The autoreload extension is already loaded. To reload it, use:
  %reload_ext autoreload


Data Loading and Test Train split

In [4]:
df = pd.read_parquet(TRANSFORMED_DATA_DIR / "tabular_data.parquet")
df.head(5)

X_train, y_train, X_test, y_test = split_time_series_data(
    df,
    cutoff_date=datetime(2023, 9, 1, 0, 0, 0),
    target_column="target"
)

print(X_train.shape)
print(y_train.shape)
print(X_test.shape)
print(y_test.shape)

past_ride_columns = [c for c in X_train.columns if c.startswith("rides_")]
X_train_only_numeric = X_train[past_ride_columns]
X_test_only_numeric = X_test[past_ride_columns]

(55900, 674)
(55900,)
(31720, 674)
(31720,)


XGBoost Model Predictions and Logging

In [5]:
model = xgb.XGBRegressor(max_depth=10)
model.fit(X_train_only_numeric, y_train)

predictions = model.predict(X_test_only_numeric)

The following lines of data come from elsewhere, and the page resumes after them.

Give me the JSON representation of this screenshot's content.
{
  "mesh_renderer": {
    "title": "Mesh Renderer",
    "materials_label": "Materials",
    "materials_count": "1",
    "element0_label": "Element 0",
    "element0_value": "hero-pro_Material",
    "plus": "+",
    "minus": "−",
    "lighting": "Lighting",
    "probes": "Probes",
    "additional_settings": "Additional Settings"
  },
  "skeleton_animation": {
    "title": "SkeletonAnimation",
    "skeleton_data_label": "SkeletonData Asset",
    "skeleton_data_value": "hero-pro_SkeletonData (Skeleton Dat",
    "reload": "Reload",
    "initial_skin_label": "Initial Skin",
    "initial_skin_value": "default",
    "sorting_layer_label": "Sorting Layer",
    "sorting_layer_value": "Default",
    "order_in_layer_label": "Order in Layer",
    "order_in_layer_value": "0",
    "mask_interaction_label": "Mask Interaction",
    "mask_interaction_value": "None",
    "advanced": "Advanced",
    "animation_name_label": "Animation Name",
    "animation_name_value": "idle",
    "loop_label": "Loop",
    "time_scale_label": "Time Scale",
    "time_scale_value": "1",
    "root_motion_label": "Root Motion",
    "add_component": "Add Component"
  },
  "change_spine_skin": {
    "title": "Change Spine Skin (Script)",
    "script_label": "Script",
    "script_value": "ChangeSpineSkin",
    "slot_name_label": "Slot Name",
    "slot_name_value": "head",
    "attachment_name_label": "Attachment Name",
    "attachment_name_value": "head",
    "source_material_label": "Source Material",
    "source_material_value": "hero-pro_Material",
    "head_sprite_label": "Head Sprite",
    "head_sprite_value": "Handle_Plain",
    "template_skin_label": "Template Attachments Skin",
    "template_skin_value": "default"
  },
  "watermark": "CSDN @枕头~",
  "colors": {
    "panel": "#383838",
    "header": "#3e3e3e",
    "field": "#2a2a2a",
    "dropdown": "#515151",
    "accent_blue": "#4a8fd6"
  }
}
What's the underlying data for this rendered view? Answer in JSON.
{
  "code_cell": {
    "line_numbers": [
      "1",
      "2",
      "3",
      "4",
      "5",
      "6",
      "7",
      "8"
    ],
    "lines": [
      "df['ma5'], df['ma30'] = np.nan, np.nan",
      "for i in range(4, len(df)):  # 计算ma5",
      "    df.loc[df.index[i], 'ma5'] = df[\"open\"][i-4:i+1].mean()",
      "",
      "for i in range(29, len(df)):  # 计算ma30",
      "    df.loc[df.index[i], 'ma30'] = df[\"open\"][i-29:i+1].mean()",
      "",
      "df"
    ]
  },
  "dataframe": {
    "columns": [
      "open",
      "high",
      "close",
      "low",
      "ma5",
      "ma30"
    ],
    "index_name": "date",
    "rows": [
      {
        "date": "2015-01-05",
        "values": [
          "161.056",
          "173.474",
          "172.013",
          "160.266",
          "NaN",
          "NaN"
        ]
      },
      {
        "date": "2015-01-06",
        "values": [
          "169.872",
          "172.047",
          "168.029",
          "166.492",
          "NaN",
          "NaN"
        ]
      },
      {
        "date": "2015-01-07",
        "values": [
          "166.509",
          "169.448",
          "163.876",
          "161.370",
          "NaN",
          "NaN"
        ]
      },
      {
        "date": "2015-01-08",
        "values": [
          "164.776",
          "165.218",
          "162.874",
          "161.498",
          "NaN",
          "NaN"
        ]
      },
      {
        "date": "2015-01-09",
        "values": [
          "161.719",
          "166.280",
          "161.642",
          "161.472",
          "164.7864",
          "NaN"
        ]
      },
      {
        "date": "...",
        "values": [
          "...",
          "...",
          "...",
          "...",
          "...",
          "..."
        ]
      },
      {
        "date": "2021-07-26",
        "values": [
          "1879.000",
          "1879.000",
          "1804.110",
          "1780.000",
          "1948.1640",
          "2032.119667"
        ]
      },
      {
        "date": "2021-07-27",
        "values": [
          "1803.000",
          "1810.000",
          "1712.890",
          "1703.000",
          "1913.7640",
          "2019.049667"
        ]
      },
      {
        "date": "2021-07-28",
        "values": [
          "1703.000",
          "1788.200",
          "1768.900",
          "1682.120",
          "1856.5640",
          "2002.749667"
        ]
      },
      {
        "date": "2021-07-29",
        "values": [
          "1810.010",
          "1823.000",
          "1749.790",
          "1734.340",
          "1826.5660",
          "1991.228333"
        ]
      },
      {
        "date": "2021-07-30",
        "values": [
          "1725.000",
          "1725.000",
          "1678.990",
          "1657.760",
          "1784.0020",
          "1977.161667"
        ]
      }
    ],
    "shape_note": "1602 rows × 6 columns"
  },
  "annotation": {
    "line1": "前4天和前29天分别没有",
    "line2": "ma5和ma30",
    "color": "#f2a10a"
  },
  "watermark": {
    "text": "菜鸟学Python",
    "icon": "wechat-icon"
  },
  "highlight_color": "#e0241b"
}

test_mae = mean_absolute_error(y_test, predictions)
print(f"{test_mae:.4f}")

mlflow = set_mlflow_tracking()
log_model_to_mlflow(model, X_test_only_numeric, "XGBoost", "mean_absolute_error", score=test_mae)

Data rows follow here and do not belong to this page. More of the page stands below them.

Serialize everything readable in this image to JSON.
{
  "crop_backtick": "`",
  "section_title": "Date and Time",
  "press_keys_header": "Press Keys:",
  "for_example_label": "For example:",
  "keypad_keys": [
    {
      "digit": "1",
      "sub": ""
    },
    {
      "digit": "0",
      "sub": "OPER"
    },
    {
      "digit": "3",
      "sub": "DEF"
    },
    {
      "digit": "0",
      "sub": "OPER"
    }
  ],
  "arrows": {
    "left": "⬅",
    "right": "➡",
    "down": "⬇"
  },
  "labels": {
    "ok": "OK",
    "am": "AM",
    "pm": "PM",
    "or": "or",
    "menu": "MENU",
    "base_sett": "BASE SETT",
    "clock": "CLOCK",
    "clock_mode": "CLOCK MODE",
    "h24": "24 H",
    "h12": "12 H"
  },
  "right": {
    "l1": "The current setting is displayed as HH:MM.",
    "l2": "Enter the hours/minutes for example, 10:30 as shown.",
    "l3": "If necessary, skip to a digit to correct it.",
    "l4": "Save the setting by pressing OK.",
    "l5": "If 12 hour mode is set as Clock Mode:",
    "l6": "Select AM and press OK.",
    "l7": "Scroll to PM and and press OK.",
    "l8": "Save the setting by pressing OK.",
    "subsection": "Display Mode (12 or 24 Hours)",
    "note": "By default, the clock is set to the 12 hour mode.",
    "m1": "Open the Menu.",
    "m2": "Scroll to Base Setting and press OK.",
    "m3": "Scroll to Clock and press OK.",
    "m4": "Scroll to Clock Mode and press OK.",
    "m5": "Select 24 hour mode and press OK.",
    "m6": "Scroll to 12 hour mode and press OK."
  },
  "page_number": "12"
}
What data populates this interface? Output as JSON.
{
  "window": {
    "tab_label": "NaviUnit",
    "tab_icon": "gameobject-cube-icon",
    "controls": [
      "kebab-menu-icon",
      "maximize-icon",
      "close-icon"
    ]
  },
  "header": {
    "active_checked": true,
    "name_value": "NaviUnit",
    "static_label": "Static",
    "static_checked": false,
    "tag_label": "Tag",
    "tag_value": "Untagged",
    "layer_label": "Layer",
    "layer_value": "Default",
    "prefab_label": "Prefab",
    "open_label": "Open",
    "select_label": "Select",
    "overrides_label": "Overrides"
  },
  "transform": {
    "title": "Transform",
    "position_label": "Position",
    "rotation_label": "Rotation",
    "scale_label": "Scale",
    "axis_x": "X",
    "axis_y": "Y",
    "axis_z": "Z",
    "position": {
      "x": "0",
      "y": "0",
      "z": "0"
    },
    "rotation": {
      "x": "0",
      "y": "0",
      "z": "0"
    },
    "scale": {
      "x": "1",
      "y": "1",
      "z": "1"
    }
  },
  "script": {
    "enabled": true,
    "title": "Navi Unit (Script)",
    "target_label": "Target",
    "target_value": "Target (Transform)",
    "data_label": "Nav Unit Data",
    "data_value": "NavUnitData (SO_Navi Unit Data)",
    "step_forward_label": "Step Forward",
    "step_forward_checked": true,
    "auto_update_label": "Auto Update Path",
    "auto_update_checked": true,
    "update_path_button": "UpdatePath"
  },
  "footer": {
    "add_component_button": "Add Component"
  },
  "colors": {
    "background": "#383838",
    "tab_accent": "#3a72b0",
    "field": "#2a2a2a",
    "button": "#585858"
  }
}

INFO:src.experiment_utils:MLflow tracking URI and credentials set.


3.4586


2025/03/03 16:32:47 INFO mlflow.tracking.fluent: Experiment with name 'XGBoost' does not exist. Creating a new experiment.
INFO:src.experiment_utils:Experiment set to: XGBoost
INFO:src.experiment_utils:Logged mean_absolute_error: 3.458620309829712
INFO:src.experiment_utils:Model signature inferred.
Successfully registered model 'XGBRegressor'.
2025/03/03 16:36:32 INFO mlflow.store.model_registry.abstract_store: Waiting up to 300 seconds for model version to finish creation. Model name: XGBRegressor, version 1
Created version '1' of model 'XGBRegressor'.
INFO:src.experiment_utils:Model logged with name: XGBRegressor


🏃 View run handsome-rook-348 at: https://dagshub.com/singhvarunnn789/CDA500P1.mlflow/#/experiments/3/runs/14eff0e88c0e4fdeb79c50cd58eacaf3
🧪 View experiment at: https://dagshub.com/singhvarunnn789/CDA500P1.mlflow/#/experiments/3


<mlflow.models.model.ModelInfo at 0x28ef3418200>